I have a daughter that is playful, messy, independent and likes to wear dresses and skirts. She’ll play hard and get muddy, but she wants to do it with her own feminine flair. I loved the Mini Tania. It is so fun for my daughter to wear shorts that look like a skirt. It’s perfect for her when she’s playing hard. Since I loved the Mini Tania so much, I wanted to make a dress that could play just as hard. I decided to combine the Mini Briar and the Mini Tania to make a perfect playful romper. Rompers are so easy for playing and wearing, and I love that this romper looks like a dress but wears like a romper!
The problem with a romper is figuring out a way to get it off. It’s very common to make a button placket at the front, but I didn’t think my 3-year-old would be able to unbutton and button it fast enough. Instead, I created an elastic neckline with a ruffle. She can pull it up and down quickly and easily. I used a 100% modal so the fabric has a beautiful drape which is perfect for this romper. This romper works best if using fabric recommended for the Mini Tania.
- Mini Briar Pattern
- Mini Tania Pattern
- 2 yds of drapey, woven fabric
- Sewing Supplies
- 1/4″ wide elastic
- 1″ wide elastic
- Straighten the hem of the briar. (You can use this tutorial for straightening the hem of the Briar.)
- Slash and spread the neckline to make it wide enough to go over the shoulders and down the body. I made a size 2/3 and added 1.5″ on the front and the back. Since the pattern is on the fold I added 3″ to the front and 3″ to the back for 6″ total. Make sure when you slash and spread that you aren’t cutting into the shoulder seam allowance or the side seam allowance. Redraw the neckline curve.
- Measure the new neckline length on the front and the back. Subtract the seam allowance.
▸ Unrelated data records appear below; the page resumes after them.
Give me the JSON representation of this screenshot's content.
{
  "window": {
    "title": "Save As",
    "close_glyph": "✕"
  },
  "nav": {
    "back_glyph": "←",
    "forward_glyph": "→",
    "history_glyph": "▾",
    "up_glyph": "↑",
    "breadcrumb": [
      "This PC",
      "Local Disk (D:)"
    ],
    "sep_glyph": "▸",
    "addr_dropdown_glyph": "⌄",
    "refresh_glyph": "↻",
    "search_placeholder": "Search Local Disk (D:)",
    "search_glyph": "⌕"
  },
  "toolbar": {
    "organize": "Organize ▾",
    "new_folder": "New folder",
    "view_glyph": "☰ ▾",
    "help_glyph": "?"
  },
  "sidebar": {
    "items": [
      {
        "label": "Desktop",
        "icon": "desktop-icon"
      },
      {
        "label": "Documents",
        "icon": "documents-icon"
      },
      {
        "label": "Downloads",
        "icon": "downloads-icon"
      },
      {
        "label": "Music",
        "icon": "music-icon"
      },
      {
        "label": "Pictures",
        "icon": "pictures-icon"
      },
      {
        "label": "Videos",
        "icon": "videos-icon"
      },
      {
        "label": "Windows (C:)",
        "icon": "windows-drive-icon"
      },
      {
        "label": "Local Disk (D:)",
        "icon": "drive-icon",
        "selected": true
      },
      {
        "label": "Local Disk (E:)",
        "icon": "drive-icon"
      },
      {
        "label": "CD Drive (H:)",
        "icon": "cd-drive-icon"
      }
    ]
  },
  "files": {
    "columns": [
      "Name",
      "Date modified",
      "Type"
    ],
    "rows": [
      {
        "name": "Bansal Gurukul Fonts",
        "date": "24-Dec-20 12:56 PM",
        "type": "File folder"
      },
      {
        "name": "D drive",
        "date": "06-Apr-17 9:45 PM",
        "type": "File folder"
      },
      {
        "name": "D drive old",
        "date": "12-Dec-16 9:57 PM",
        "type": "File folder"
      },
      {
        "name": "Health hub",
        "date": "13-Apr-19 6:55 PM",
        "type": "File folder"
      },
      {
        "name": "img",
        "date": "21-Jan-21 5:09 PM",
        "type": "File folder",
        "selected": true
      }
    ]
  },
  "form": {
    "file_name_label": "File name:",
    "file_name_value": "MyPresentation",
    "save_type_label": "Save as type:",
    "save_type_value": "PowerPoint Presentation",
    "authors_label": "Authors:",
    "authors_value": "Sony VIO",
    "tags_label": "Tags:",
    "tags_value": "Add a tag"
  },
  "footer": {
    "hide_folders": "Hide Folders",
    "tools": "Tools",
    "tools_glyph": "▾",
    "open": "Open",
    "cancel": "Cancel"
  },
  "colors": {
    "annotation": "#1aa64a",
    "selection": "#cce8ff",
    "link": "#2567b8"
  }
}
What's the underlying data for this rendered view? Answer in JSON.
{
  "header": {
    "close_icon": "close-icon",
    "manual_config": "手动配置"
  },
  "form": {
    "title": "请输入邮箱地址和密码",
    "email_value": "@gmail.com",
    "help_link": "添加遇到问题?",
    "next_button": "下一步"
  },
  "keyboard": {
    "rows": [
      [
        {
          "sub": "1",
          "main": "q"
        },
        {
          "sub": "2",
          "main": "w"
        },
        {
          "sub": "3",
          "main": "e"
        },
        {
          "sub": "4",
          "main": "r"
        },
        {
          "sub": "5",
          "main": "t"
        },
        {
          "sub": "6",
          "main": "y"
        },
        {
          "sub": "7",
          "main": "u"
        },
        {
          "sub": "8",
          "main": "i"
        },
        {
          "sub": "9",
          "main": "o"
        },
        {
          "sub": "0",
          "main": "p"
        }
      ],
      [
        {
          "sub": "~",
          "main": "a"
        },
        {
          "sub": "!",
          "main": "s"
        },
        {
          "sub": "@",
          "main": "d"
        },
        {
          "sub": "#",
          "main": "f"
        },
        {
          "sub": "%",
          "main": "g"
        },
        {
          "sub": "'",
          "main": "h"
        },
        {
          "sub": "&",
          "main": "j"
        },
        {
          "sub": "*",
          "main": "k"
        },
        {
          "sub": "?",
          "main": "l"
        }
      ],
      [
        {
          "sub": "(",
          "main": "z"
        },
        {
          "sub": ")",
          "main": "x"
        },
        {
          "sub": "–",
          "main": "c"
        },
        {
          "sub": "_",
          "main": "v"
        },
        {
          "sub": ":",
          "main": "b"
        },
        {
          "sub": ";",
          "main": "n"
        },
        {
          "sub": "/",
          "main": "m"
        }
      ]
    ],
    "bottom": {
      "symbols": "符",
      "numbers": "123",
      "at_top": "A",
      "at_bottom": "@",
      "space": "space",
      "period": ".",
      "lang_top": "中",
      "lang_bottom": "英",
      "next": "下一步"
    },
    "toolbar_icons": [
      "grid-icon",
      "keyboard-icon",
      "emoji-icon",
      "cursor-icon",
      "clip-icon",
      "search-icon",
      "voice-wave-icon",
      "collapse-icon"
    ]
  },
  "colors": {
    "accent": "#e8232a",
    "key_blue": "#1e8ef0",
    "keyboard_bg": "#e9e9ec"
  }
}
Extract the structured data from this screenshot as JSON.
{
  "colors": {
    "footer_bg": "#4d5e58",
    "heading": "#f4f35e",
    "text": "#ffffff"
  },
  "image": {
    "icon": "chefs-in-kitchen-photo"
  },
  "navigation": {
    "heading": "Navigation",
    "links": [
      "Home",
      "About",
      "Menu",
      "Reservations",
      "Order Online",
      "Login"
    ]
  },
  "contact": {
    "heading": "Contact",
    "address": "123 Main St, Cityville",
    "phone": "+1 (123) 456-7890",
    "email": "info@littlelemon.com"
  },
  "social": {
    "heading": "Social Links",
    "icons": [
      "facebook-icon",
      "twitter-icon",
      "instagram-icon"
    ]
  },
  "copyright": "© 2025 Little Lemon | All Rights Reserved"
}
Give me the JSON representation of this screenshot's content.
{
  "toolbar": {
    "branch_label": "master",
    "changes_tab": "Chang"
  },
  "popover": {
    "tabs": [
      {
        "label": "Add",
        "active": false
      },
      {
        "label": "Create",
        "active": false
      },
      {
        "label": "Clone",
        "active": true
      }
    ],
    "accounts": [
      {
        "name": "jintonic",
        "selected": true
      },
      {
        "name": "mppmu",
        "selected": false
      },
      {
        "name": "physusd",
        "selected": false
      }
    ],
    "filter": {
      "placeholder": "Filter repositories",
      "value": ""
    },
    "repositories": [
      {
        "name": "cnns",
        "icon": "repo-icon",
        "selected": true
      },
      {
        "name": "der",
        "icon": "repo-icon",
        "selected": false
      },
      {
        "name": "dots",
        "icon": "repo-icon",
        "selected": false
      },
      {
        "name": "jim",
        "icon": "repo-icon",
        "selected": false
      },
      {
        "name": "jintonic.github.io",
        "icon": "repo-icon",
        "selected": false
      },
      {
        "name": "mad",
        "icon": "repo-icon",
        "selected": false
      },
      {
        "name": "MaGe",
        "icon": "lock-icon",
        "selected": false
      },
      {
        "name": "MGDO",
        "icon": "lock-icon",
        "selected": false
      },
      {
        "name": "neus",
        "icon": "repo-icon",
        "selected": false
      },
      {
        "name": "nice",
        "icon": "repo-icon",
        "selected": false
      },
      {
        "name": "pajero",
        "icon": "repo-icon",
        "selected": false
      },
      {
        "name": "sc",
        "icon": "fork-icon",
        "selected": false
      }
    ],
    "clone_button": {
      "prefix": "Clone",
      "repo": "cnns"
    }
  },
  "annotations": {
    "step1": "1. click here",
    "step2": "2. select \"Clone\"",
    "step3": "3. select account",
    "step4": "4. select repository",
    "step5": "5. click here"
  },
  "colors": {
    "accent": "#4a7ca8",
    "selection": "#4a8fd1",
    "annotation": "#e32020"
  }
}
This is the length of the new neckline. Cut a piece 6″ by the length + seam allowance.
- Sew the short sides with right sides together. I sewed the short sides together with a French seam to make the under side look nice.
- Sew the ruffle on the neckline. To do this put the right side of the ruffle on the inside of the bodice neckline. Sew with a 3/8″ seam allowance.
- Pull the ruffle to the outside. Sew a casing around the top of the ruffle 3/8″ from the edge leaving a 2″ gap. Insert the 1/4″ elastic in the casing you created with a safety pin. Pull through and sew the two ends of the elastic together.
- Close the casing.
- Cut some bias binding from your fabric 1″ wide. Use it to finish the raw edges of the armholes.
- Sew the side seams. I also sewed these seams as French seams. Add a sewing tag if you want.
- Construct the culottes and stop before you put on the waistband.
- Cut the waistband in half lengthwise and add 5/8″ seam allowance. Cut two waistbands instead of one.
- With right sides together sew the short ends of the waistband together.
- With right sides together sandwich the waist of the culottes between the two waistbands and sew at 5/8″ seam allowance.
- With right sides together sew the bottom of the bodice to the outer waistband at 5/8″ seam allowance.
- Fold the inner waistband up and over covering the stitches and pin in place. Make sure the raw edges are tucked inside.
- From the outside sew an edgestitch around the waistband sewing the pinned edge inside. Leave a 2″ hole to insert elastic.
- Insert the 1″ elastic into the casing with a safety pin. Pull through and sew the two ends of the elastic together. Sew the hole closed.
I made the bodice a little extra long, so it’s slightly too big for my daughter. I wanted some growing room so it’ll fit her all summer and throughout the fall. I love to see her wearing it and playing with it. So far, she picks it first before her other clothing which is a win in my book!